Cassação de Eduardo Bolsonaro vai ao Conselho de Ética

Três representações foram feitas pelo PT e uma pelo PSOL; Eduardo é acusado de quebrar decoro ao agir contra o Brasil durante estadia nos EUA.

Hugo Motta (Republicanos-PB), presidente da Câmara dos Deputados, encaminhou ao Conselho de Ética da Casa quatro pedidos de cassação contra o deputado federal licenciado Eduardo Bolsonaro (PL-SP). As representações, que estavam paradas na Mesa Diretora há semanas, agora seguem para análise.

Três dos pedidos foram protocolados pelo PT e o quarto, pelo PSOL. As siglas acusam Eduardo de quebra de decoro parlamentar por atuar, do exterior, contra os interesses do Brasil, em articulações consideradas golpistas nos Estados Unidos.

O presidente do Conselho de Ética, Fábio Schiochet (União-SC), informou que ainda não há prazo para a abertura dos processos. “As representações acabaram de chegar. Vou analisar caso por caso antes de definir prazos”, afirmou. Ele também adiantou que os procedimentos dificilmente serão instaurados na próxima semana, devido à quantidade de documentos a serem avaliados.

Conforme o regimento da Câmara, após o recebimento das representações, o Conselho de Ética deve se reunir para instaurar formalmente o processo. Nessa etapa, três deputados são sorteados para a escolha de um relator, definido pelo presidente do colegiado. O relator ficará responsável por emitir um parecer recomendando o prosseguimento ou o arquivamento da denúncia. O parlamentar acusado também é notificado para apresentar sua defesa prévia.

Desde fevereiro de 2025, Eduardo Bolsonaro vive nos Estados Unidos, para onde se mudou após deixar o Brasil. Segundo investigações do STF, ele estaria tentando influenciar processos que envolvem seu pai, o ex-presidente Jair Bolsonaro. Durante sua estadia no país, Eduardo tem se reunido com autoridades americanas e é apontado como um dos articuladores da decisão do então presidente Donald Trump de sobretaxar produtos brasileiros. Não há previsão para seu retorno.

Nas últimas semanas, Eduardo declarou que o presidente da Câmara, Hugo Motta, e o presidente do Senado, Davi Alcolumbre (União-AP), estariam sob possível retaliação do governo dos EUA. Segundo ele, a única forma de recuar seria o avanço de uma proposta de anistia para os condenados pelos ataques de 8 de janeiro às sedes dos Três Poderes em Brasília. “Eles [Motta e Alcolumbre] já estão no radar, e as autoridades americanas têm uma clara visão do que está acontecendo no Brasil”, afirmou à BBC News.
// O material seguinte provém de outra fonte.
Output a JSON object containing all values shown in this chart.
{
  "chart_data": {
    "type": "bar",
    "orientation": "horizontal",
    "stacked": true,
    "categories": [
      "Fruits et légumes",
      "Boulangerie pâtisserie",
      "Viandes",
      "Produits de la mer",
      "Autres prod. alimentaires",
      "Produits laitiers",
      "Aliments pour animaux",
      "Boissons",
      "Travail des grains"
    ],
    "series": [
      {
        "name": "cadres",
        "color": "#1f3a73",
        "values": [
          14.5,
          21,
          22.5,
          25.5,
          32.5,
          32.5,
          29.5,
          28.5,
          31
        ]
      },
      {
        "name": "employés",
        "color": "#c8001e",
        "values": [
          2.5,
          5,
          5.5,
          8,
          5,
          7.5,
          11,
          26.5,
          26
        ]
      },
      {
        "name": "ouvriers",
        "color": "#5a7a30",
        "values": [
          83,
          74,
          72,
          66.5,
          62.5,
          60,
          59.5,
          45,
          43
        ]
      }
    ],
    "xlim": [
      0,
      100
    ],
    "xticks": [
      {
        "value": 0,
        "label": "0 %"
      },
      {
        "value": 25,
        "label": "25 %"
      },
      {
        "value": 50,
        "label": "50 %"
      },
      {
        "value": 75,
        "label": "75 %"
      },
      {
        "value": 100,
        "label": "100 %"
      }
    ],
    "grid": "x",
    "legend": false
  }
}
Hugo Motta já havia indicado que daria andamento às denúncias e criticou duramente a permanência de Eduardo nos EUA. Para ele, a atuação do parlamentar é "incompatível com o exercício do mandato", além de destacar que não há qualquer previsão regimental que permita o exercício da função parlamentar à distância.
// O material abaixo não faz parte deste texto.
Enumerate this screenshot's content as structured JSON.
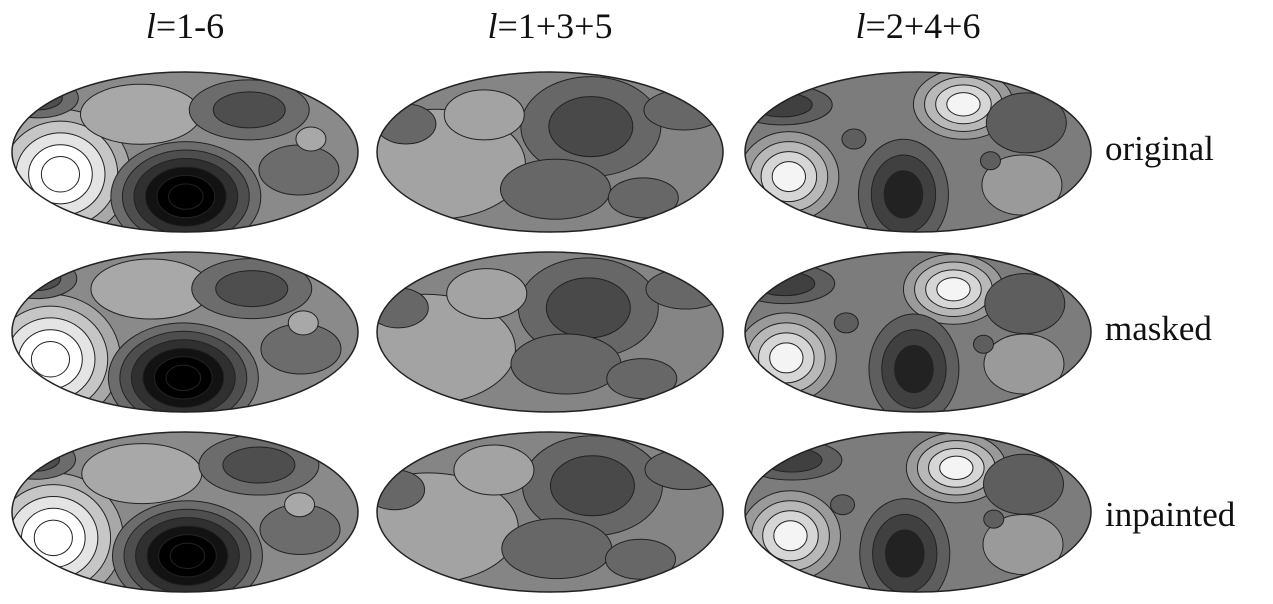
{
  "columns": [
    {
      "symbol": "l",
      "label": "=1-6"
    },
    {
      "symbol": "l",
      "label": "=1+3+5"
    },
    {
      "symbol": "l",
      "label": "=2+4+6"
    }
  ],
  "rows": [
    "original",
    "masked",
    "inpainted"
  ]
}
“Não podemos colocar o interesse pessoal acima do país. É natural que o deputado Eduardo discorde de decisões do Supremo. Mas atuar contra o Brasil, prejudicando empresas e a economia, é inaceitável. É uma postura que merece total repúdio”, disse Motta em entrevista à GloboNews nesta quinta-feira (14).

O presidente da Câmara descartou ainda qualquer alteração no regimento interno que permitisse a Eduardo Bolsonaro manter o mandato mesmo residindo fora do país. Segundo ele, a ida aos EUA foi uma "escolha política" do parlamentar.